Managing Depressive Disorders with Artificial Intelligence
Written by Jaishree Ramamoorthi
Edited by Cindy Ho
January 5, 2023
Edited by Cindy Ho
January 5, 2023
As one of the most common psychiatric illnesses in the world, research on the management of depressive disorders has increased rapidly over the years. A significant amount of this research is through the application of artificial intelligence (AI). Using AI in medicine has been of notable interest since the surge of technological advancements in the field. With the potential to diagnose and determine therapeutic plans rapidly, using AI in medicine can decrease the overall processing times that patients face.
Since AI replicates human cognitive functions, the application of AI in neuropsychiatry is highly promising. With machine learning, AI can mimic the mechanisms humans use to retain information, reason, and make decisions. Essentially, this allows technology to analyze data based on what they have “learned” from previous data sets.
The application of machine learning has promising effects in managing depression. For instance, combining biological, clinical, and psychological datasets together has enabled clinicians and researchers to predict the likely course of a patient’s depression. In conjunction with neuroimaging techniques, machine learning can classify major depressive disorders and inform treatment decisions. As a result, machine learning in AI can streamline the process of diagnosis and treatment.
While research in the medical application of AI in neuropsychiatry has escalated, there are still many challenges to overcome before it can be used to manage depressive disorders. For one, there is not enough research on the roles of privacy and confidentiality of patient data. Although the patients’ information is anonymous and protected, the advancement of technology increases the susceptibility to potential data breaches. Especially since mental illnesses are still highly stigmatized, insurance companies can use AI to deny patients of their proper healthcare benefits. Additionally, the integration of diverse datasets into algorithms that are effective in diagnosing and determining treatment plans is very difficult to achieve. Consolidating data related to demographics, social networks, genetics, pathology, and others will require additional research and tests.

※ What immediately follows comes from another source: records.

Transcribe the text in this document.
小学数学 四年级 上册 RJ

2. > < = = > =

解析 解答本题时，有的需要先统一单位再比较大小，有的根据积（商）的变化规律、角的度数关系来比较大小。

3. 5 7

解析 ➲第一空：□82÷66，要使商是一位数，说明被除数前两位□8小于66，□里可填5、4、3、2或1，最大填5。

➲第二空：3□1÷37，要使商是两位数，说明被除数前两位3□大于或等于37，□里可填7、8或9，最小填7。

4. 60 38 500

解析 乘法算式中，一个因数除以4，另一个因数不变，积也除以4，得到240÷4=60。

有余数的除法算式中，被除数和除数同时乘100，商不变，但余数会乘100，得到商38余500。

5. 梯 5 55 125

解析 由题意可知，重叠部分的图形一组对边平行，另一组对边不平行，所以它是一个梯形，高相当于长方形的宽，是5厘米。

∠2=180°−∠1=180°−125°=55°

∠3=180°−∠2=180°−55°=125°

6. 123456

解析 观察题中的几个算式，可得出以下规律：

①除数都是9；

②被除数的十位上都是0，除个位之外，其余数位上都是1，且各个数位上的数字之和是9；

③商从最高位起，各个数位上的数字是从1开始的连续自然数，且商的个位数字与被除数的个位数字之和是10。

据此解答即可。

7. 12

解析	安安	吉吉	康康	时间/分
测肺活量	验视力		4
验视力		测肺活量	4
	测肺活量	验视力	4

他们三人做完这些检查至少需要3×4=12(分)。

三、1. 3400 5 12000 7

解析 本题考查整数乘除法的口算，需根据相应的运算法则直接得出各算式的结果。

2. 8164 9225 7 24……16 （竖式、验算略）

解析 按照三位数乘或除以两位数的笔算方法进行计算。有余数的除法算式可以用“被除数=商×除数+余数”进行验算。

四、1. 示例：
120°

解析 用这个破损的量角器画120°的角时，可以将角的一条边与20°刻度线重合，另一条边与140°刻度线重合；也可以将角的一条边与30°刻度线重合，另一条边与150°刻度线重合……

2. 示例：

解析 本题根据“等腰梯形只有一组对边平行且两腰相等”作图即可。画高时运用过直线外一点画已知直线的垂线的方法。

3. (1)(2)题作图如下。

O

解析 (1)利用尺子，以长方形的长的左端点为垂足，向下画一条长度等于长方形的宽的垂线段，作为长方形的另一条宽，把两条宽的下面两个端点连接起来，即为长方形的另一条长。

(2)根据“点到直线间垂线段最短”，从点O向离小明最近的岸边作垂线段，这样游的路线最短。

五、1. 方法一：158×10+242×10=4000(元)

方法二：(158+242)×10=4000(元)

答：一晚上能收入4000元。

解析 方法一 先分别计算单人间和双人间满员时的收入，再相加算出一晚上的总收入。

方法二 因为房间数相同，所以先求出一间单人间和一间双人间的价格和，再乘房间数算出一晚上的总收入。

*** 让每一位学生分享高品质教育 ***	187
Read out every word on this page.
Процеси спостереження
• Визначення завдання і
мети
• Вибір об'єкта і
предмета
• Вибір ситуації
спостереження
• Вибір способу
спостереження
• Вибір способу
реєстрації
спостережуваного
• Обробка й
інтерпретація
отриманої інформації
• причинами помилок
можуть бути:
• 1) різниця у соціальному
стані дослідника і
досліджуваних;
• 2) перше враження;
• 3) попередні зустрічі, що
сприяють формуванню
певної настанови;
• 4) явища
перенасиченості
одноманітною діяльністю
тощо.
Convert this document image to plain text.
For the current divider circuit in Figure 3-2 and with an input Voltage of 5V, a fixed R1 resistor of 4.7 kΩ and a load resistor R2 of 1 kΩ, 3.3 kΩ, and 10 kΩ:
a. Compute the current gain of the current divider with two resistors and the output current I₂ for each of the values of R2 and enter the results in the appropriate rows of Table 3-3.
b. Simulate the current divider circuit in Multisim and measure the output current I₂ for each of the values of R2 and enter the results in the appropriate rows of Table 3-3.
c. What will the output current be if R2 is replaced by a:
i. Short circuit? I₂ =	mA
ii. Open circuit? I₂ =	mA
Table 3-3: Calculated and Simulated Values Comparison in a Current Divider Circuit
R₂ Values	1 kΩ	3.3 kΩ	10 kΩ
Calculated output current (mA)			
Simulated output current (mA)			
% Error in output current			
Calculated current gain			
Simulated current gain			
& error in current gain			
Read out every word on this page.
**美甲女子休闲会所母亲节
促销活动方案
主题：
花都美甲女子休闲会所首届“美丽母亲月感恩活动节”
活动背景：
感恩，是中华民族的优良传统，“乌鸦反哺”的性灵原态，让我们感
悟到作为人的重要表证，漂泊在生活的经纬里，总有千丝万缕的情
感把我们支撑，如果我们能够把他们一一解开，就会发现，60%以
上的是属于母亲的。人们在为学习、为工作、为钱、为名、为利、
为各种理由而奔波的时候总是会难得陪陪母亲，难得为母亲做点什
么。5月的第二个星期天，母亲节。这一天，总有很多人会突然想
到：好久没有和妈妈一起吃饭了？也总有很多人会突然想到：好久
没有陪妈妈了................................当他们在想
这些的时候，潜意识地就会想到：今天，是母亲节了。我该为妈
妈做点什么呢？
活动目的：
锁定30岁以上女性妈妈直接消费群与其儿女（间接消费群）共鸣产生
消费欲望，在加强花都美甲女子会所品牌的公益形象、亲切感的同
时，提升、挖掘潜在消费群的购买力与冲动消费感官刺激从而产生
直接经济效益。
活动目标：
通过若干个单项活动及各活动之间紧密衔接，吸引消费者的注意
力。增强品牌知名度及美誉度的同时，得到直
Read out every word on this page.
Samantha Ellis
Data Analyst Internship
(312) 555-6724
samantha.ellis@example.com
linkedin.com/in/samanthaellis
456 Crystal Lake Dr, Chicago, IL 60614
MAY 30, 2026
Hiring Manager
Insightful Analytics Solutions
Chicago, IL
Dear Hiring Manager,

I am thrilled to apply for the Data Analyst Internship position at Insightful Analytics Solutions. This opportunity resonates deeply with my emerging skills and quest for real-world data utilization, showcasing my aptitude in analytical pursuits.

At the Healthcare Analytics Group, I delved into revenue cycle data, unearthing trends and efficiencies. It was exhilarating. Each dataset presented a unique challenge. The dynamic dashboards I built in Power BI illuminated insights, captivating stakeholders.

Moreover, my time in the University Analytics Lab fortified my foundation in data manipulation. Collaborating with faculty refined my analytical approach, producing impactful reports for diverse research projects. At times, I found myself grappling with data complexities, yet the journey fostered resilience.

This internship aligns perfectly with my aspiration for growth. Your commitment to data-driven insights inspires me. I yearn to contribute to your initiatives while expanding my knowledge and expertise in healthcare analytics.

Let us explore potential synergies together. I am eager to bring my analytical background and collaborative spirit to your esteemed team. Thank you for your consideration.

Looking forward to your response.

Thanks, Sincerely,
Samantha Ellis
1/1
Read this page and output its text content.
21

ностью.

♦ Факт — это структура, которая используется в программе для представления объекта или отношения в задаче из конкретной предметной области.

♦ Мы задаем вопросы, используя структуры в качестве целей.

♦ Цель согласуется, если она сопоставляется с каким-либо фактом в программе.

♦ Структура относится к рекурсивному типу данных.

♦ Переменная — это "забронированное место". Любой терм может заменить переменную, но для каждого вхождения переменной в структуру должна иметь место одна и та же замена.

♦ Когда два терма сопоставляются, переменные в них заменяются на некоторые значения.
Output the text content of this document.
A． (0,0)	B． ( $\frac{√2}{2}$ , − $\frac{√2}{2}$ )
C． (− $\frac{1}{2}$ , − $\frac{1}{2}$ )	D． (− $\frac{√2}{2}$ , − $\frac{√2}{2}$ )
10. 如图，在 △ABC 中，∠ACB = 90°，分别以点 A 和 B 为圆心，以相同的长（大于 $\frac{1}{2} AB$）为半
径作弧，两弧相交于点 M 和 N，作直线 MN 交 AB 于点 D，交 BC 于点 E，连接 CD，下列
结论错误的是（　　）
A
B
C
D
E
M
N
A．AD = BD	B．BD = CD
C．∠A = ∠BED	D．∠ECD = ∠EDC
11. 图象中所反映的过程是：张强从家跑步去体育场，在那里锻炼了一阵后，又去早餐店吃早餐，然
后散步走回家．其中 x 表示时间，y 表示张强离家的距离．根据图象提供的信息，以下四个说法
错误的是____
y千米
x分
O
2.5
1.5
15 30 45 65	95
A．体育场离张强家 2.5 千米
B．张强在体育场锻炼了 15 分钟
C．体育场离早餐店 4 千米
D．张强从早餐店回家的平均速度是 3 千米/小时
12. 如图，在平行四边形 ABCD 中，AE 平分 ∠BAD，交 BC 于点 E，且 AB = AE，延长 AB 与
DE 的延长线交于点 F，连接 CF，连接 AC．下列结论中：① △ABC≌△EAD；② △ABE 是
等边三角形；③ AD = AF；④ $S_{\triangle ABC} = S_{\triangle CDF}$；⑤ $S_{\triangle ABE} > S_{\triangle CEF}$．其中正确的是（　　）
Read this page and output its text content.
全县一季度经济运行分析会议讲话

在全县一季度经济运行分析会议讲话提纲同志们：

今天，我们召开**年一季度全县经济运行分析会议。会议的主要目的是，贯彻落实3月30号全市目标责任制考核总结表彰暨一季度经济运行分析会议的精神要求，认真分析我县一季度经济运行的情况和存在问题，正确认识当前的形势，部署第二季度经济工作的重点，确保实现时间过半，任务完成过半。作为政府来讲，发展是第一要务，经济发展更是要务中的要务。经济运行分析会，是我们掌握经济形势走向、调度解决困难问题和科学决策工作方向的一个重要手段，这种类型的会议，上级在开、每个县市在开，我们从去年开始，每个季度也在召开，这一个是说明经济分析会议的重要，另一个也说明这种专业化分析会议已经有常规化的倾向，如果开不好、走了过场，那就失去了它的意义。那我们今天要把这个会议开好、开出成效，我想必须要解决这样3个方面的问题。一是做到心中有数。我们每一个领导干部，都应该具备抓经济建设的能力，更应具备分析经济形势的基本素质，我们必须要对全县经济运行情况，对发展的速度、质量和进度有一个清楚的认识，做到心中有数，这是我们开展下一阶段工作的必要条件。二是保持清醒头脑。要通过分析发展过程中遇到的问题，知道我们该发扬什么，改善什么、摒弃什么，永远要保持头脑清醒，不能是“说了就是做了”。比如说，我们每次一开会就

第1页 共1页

Aside from that, research comparing the therapeutic plans formed by AI and the therapeutic plans formed by psychiatrists is still very limited. More research is needed to determine AI’s efficacy in forming treatment plans and where adjustments need to be made.
Ultimately, the implementation of AI in the management of depressive disorders has promising effects because it can quickly and effectively diagnose and treat patients. However, there is still much work to be done before it can be used in a clinical setting. Most importantly, since depressive disorders affect such a large population, creating a systematized procedure to diagnose and treat patients can save time in hospitals and benefit a lot more people.